3. And in the silliest scene: When Eomer is banished by Wormtongue in The Two Towers, some of Wormtongue's henchmen grab the hero and rough him up, by punching him in his mail armored midsection. This is just ridiculous - punching an armored person in the stomach won't hurt them in the slightest, and will just injure your hand. So, in the scene, does Eomer smirk as the henchmen howl in pain from their broken fingers? No, he doubles over, since his armor provides no protection at all, even against unarmed attackers. The real stupidity of this scene derives from the fact that it could have been easily changed to make sense: the hoodlums could have hit Eomer in his unarmored face, or menaced him with knives or swords. But no. We have a typical, boring, and ultimately stupid roughing up sequence reminiscent of a B grade mafia movie.

The lack of usefulness of armor in the movies extends to shields as well.
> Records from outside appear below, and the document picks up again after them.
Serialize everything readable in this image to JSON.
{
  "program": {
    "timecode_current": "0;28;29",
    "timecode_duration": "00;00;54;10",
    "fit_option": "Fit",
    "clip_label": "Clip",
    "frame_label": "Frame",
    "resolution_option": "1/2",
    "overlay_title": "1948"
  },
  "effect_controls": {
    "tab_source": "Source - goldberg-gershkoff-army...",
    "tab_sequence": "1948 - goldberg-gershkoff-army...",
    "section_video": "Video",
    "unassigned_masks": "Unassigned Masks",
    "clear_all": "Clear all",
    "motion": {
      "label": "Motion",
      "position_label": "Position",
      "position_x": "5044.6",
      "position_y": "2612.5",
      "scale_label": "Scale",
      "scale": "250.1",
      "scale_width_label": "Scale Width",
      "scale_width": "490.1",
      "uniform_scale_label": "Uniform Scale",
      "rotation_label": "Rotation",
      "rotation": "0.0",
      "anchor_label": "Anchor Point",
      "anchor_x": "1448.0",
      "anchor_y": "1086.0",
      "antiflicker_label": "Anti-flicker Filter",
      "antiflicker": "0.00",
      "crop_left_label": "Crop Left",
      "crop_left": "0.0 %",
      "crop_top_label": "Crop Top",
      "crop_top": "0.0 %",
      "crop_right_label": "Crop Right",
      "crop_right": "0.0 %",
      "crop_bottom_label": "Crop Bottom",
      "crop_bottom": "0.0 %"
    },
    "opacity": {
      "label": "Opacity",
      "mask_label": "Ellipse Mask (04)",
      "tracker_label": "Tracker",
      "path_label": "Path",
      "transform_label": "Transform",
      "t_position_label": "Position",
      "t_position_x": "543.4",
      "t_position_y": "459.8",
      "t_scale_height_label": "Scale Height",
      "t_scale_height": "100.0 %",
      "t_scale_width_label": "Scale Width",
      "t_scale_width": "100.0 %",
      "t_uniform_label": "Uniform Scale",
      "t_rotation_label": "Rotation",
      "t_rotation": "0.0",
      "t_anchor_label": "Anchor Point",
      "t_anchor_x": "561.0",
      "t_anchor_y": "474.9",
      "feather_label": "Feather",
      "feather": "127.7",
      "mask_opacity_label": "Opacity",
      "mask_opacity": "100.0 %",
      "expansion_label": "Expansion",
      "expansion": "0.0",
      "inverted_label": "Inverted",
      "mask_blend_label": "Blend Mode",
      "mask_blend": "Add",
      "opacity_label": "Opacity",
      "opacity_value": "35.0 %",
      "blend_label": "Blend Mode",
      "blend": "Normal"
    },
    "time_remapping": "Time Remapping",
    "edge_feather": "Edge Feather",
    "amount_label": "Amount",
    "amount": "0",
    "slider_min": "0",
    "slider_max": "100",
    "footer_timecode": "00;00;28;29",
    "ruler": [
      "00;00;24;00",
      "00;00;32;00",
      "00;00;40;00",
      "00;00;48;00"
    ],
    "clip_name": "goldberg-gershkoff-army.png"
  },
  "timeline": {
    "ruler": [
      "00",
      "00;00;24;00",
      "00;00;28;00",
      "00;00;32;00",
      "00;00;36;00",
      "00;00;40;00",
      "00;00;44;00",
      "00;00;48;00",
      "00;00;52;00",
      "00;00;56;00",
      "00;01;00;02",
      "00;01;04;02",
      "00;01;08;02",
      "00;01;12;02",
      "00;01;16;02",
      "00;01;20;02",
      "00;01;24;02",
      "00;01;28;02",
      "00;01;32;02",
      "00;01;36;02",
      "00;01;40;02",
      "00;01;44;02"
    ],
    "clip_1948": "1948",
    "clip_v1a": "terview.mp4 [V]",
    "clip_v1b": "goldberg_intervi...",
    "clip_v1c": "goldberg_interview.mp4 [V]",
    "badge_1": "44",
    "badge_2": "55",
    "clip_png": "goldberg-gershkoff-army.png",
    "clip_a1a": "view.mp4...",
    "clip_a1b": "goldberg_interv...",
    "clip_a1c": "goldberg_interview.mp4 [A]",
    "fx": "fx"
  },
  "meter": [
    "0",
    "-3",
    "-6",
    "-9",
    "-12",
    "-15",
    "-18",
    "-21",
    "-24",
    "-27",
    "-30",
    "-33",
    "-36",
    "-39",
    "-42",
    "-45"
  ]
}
For example, the Uruk-Hai and other orcs often carry shields. But they don't seem to actually use them as protective devices - Uruk shields are used as weapons or snowboards more often than they are used as protection. The Rohirrim seem to have figured the uselessness of shields out though, since they carry them to the Battle of Pelennor Fields, but leave them hanging off their saddles. (One wonders why they bothered to weight their horses down with heavy equipment they obviously considered useless). Often, you see characters carrying shields in a fencing stance, with their shield behind their bodies, so they can have a range of motion to parry with their sword. Note to Hollywood fight coordinators: When a character carries a shield, he should use that to block incoming attacks, not his sword.

Once again, shields prove useful (in a limited sense) exactly once, and for the same reason armor proved useful once - when Eowyn confronts the Witch-King, she grabs a shield and it protects her from one blow of the Nazgul's giant flail. I strongly suspect that if Tolkien had not explicitly written the shield smashing element into that battle, Eowyn would not have bothered with this sort of protection.

The Lord of the Rings movies aren't the only offenders in this area - the full plate armor worn by the knights in Excalibur proves to be surprisingly ineffective. The Normans in the Robin of Sherwood BBC series universally wear mail armor and carry shields, both of which prove to be entirely useless when it comes to actually protecting them.

This is a Hollywood trope that needs to die, and die soon. Quit putting characters in armor and then treating it like they were wearing sweaters or sheets of aluminum foil. If someone carries a shield, they should treat it as more than a cumbersome bashing tool. These sorts of silly fight conventions just make movies look stupid, and pull the viewer out of the action with their ridiculousness. Just stop it. Stop it now.